How to check if a double value has no decimal part
JavaDoubleJava Problem Overview
I have a double value which I have to display at my UI. Now the condition is that the decimal value of double = 0 eg. - 14.0 In that case I have to show only 14 on my UI. Also, the max limit for characters is 5 here.
eg.- 12.34 the integer value can be no bigger than 2 digits and so is the decimal value for our double.
What could be the best way of doing this?
Java Solutions
Solution 1 - Java
You could simply do
d % 1 == 0
to check if double d
is a whole.
Solution 2 - Java
double d = 14.4;
if((d-(int)d)!=0)
System.out.println("decimal value is there");
else
System.out.println("decimal value is not there");
Solution 3 - Java
All Integers are modulo of 1. So below check must give you the answer.
if(d % 1 == 0)
Solution 4 - Java
either ceil and floor should give the same out out put
Math.ceil(x.y) == Math.floor(x.y)
or simply check for equality with double value
x.y == Math.ceil(x.y)
x.y == Math.floor(x.y)
or
Math.round(x.y) == x.y
Solution 5 - Java
Compare two values: the normal double, and the double after floor
ing it. If they are the same value, there is no decimal component.
Solution 6 - Java
You probably want to round the double to 5 decimals or so before comparing since a double can contain very small decimal parts if you have done some calculations with it.
double d = 10.0;
d /= 3.0; // d should be something like 3.3333333333333333333333...
d *= 3.0; // d is probably something like 9.9999999999999999999999...

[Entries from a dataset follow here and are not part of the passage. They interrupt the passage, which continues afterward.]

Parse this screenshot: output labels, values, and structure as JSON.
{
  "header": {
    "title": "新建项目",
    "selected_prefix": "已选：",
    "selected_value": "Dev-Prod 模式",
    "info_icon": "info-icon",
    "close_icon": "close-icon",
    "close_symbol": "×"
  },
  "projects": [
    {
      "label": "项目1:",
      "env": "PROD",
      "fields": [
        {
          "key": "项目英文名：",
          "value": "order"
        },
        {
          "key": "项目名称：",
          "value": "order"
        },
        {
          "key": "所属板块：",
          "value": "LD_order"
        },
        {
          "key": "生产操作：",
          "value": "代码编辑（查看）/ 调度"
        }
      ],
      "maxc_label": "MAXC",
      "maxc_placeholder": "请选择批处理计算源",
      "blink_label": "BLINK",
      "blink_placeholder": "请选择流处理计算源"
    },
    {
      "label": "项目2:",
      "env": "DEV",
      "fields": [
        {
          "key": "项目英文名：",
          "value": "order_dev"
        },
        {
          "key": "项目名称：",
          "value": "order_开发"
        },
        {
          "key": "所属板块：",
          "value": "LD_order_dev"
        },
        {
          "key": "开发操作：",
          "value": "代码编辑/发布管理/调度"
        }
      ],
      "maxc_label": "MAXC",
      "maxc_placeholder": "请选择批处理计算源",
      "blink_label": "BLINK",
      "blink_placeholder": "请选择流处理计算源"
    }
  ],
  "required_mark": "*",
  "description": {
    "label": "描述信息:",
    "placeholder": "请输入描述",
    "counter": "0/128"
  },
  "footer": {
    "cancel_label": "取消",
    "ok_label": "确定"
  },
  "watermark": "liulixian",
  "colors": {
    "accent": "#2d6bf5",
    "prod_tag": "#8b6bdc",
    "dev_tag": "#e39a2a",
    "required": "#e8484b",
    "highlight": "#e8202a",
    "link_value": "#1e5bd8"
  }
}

// d should be 10.0 again but it is not, so you have to use rounding before comparing
d = myRound(d, 5); // d is something like 10.00000
if (fmod(d, 1.0) == 0)
// No decimals
else
// Decimals
If you are using C++ i don't think there is a round-function, so you have to implement it yourself like in: http://www.cplusplus.com/forum/general/4011/
Solution 7 - Java
Interesting little problem. It is a bit tricky, since real numbers, not always represent exact integers, even if they are meant to, so it's important to allow a tolerance.
For instance tolerance could be 1E-6, in the unit tests, I kept a rather coarse tolerance to have shorter numbers.
None of the answers that I can read now works in this way, so here is my solution:
public boolean isInteger(double n, double tolerance) {
double absN = Math.abs(n);
return Math.abs(absN - Math.round(absN)) <= tolerance;
}
And the unit test, to make sure it works:
@Test
public void checkIsInteger() {
final double TOLERANCE = 1E-2;
assertThat(solver.isInteger(1, TOLERANCE), is(true));
assertThat(solver.isInteger(0.999, TOLERANCE), is(true));
assertThat(solver.isInteger(0.9, TOLERANCE), is(false));
assertThat(solver.isInteger(1.001, TOLERANCE), is(true));
assertThat(solver.isInteger(1.1, TOLERANCE), is(false));
assertThat(solver.isInteger(-1, TOLERANCE), is(true));
assertThat(solver.isInteger(-0.999, TOLERANCE), is(true));
assertThat(solver.isInteger(-0.9, TOLERANCE), is(false));
assertThat(solver.isInteger(-1.001, TOLERANCE), is(true));
assertThat(solver.isInteger(-1.1, TOLERANCE), is(false));
}
Solution 8 - Java
Use number formatter to format the value, as required. Please check this.